Triturou a Frente Ampla de Jango, Carlos Lacerda e Juscelino Kubitschek.
As
 ditaduras, do Estado Novo à de 1964-85, mataram militantes que 
batalhavam pelo direito de existência e expressão de partidos. Eles são 
mártires da democracia e do país.
A União Nacional dos Estudantes,
 outro alvo da malta, teve um presidente, Honestino Guimarães, 
assassinado pela ditadura. A ditadura que matou e sumiu com o corpo do 
líder estudantil, em 1973, impedia a livre organização partidária. 
Trucidava quem queria se organizar.
Essa mesma ditadura sofreu uma
 derrota dura com a formação da CUT, em 1983. As outras centrais 
sindicais são igualmente legais e legítimas, simpatizemos ou não com 
elas. Em 1979, o operário Santo Dias foi assassinado com um tiro da 
polícia. É a memória de gente como ele que é insultada quando 
fascistoides proíbem os sindicalistas de se manifestar. Como no Rio, 
rasgando seus panfletos.
É impressionante que certos analistas 
políticos vibrem com a pancadaria contra bandeiras partidárias, mas não 
apresentem uma só restrição às ações neonazistas. Impressiona, mas não 
surpreende: eles apoiaram a ditadura, a intolerância está em seu DNA.
Condenável
 é partido aparelhar movimentos e protestos, impondo sua agenda 
particular às reivindicações coletivas. Isso é partidarismo. Mas a 
presença de agremiações políticas é uma tradição democrática, e muito o 
Brasil deve a elas. Esqueceram que na Campanha das Diretas (1984) e no 
Fora, Collor (92) as bandeiras tremulavam nos comícios? Nos palanques, 
uniam-se dirigentes de partidos para todos os gostos e muita gente que 
não ia com a cara deles, mas estava unida para melhorar o Brasil.
Os
 que aplaudem a massa reprimindo militantes, tendo na “vanguarda” 

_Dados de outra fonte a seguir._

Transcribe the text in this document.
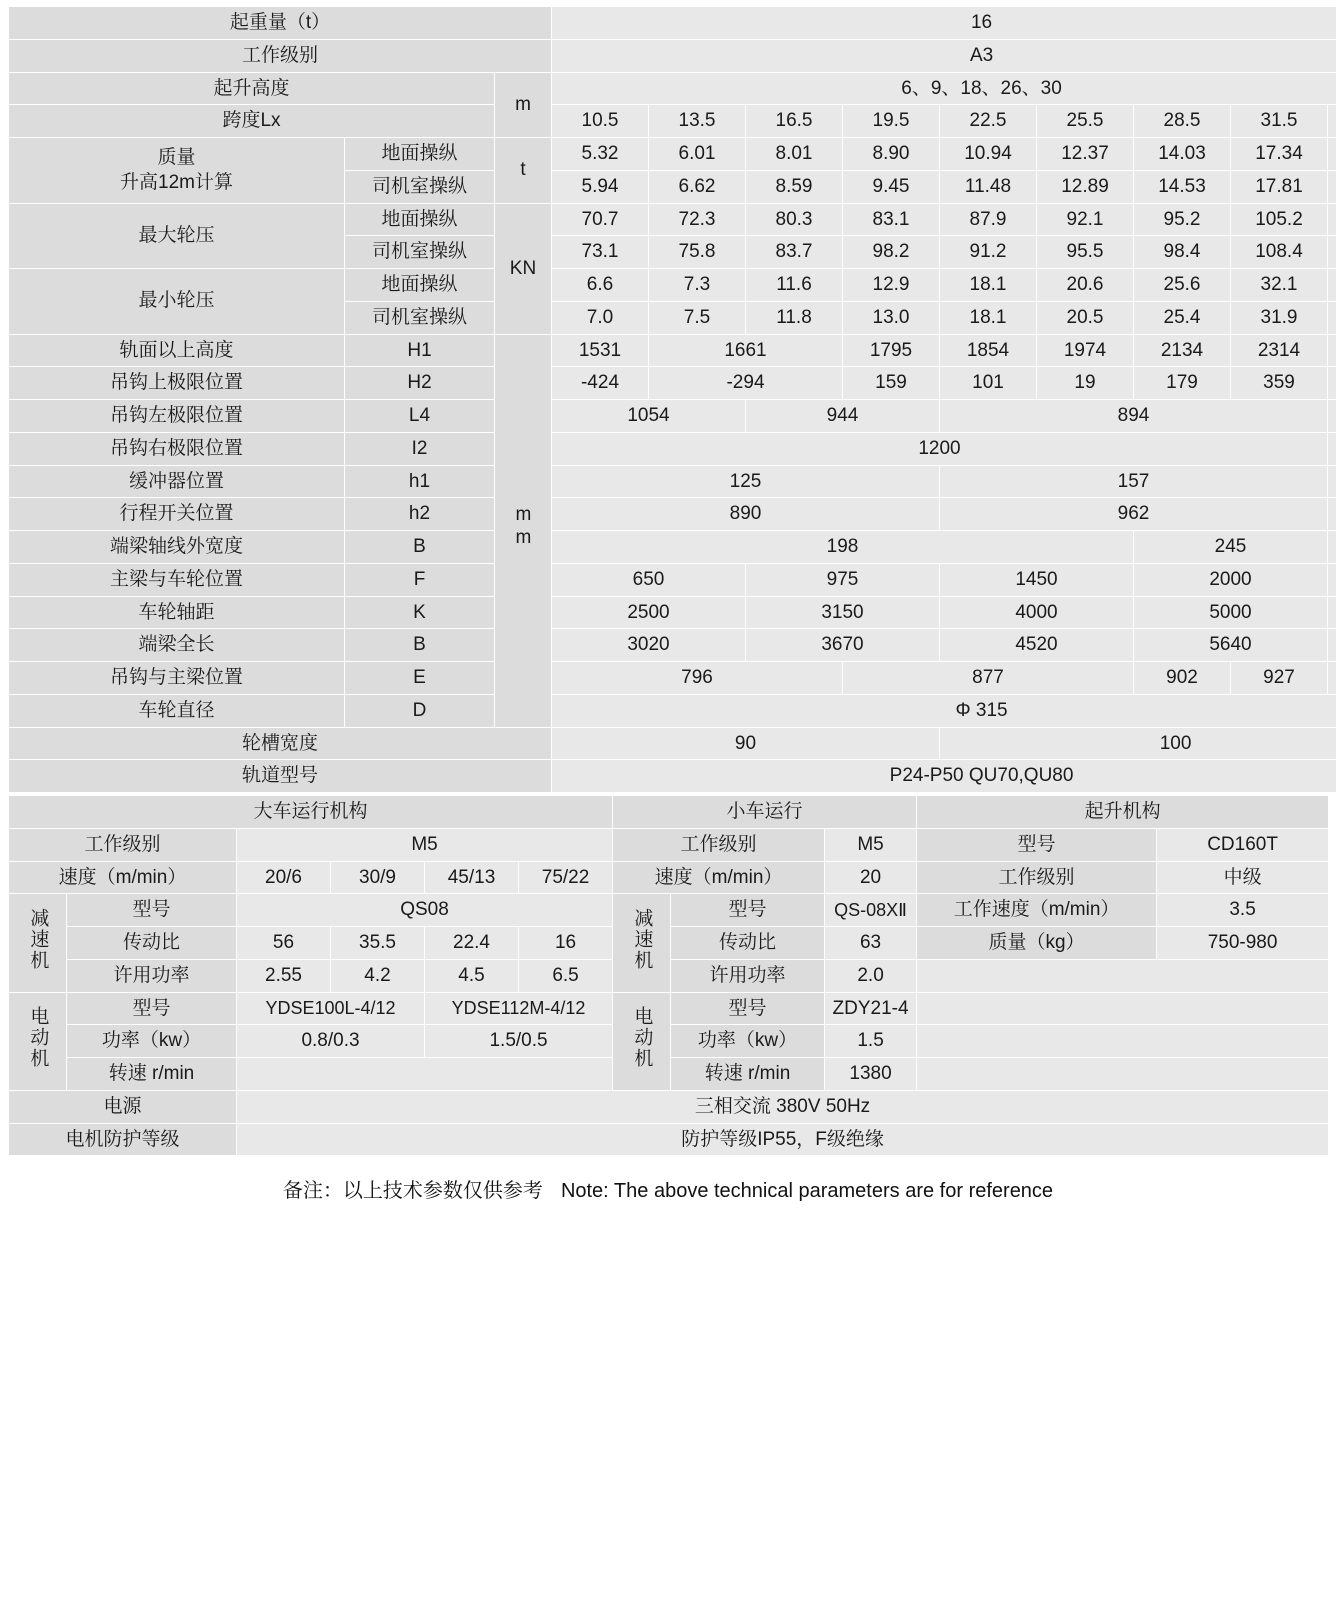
起重量（t）			16								
工作级别			A3								
起升高度		m	6、9、18、26、30								
跨度Lx			10.5	13.5	16.5	19.5	22.5	25.5	28.5	31.5	

质量
升高12m计算	地面操纵	t	5.32	6.01	8.01	8.90	10.94	12.37	14.03	17.34	
	司机室操纵		5.94	6.62	8.59	9.45	11.48	12.89	14.53	17.81	
最大轮压	地面操纵	KN	70.7	72.3	80.3	83.1	87.9	92.1	95.2	105.2	
	司机室操纵		73.1	75.8	83.7	98.2	91.2	95.5	98.4	108.4	
最小轮压	地面操纵		6.6	7.3	11.6	12.9	18.1	20.6	25.6	32.1	
	司机室操纵		7.0	7.5	11.8	13.0	18.1	20.5	25.4	31.9	
轨面以上高度	H1	mm	1531	1661		1795	1854	1974	2134	2314	
吊钩上极限位置	H2		-424	-294		159	101	19	179	359	
吊钩左极限位置	L4		1054		944		894				
吊钩右极限位置	I2		1200								
缓冲器位置	h1		125				157				
行程开关位置	h2		890				962				
端梁轴线外宽度	B		198						245		
主梁与车轮位置	F		650		975		1450		2000		
车轮轴距	K		2500		3150		4000		5000		
端梁全长	B		3020		3670		4520		5640		
吊钩与主梁位置	E		796			877			902	927	
车轮直径	D		Φ 315								
轮槽宽度			90				100				
轨道型号			P24-P50 QU70,QU80								
大车运行机构						小车运行			起升机构	
工作级别		M5				工作级别		M5	型号	CD160T
速度（m/min）		20/6	30/9	45/13	75/22	速度（m/min）		20	工作级别	中级
减速机	型号	QS08				减速机	型号	QS-08XⅡ	工作速度（m/min）	3.5
	传动比	56	35.5	22.4	16		传动比	63	质量（kg）	750-980
	许用功率	2.55	4.2	4.5	6.5		许用功率	2.0		
电动机	型号	YDSE100L-4/12		YDSE112M-4/12		电动机	型号	ZDY21-4		
	功率（kw）	0.8/0.3		1.5/0.5			功率（kw）	1.5		
	转速 r/min						转速 r/min	1380		
电源		三相交流 380V 50Hz								
电机防护等级		防护等级IP55，F级绝缘								
备注：以上技术参数仅供参考 Note: The above technical parameters are for reference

neonazistas, têm partido, sim: o Partido da Intolerância, o Partido do 
Ódio. Já vimos esse filme.
Os provocadores que espalham a baderna,
 fração ultraminoritária das manifestações, não são os militantes 
partidários, mas os skinheads, alguns ditos punks e outros ditos 
anarquistas, que de anarquistas nada têm. Os militantes partidários não 
promoveram vandalismo, mas foram alvo deles _tomar, rasgar e queimar 
bandeira é ato de vândalo.
Os protestos em curso, que arrancaram 
bravamente a redução das tarifas dos transportes públicos, exibem 
algumas características novas. Uma delas é que reúnem no mesmo evento 
quem, em 1964, participaria da Marcha da Família, de direita, e em 1968,
 da passeata dos 100 Mil, dirigida pela esquerda, contra a ditadura. Daí
 que o ódio dos neonazistas encontre ressonância.
Quem não tem 
legitimidade para participar dos atos são essas facções que ontem 
agrediram os militantes políticos, sindicais, estudantis e sociais. São 
os herdeiros da Ação Integralista Brasileira, a tradução tupiniquim para
 o nazismo de Hitler e o fascismo de Mussolini, na década de 1930.
É
 legítimo amar e odiar os agredidos de ontem. Nada mais natural do que 
achar que um e outro são oportunistas _o que não falta no mundo é 
oportunista. Mas quem não gosta de partido é ditadura.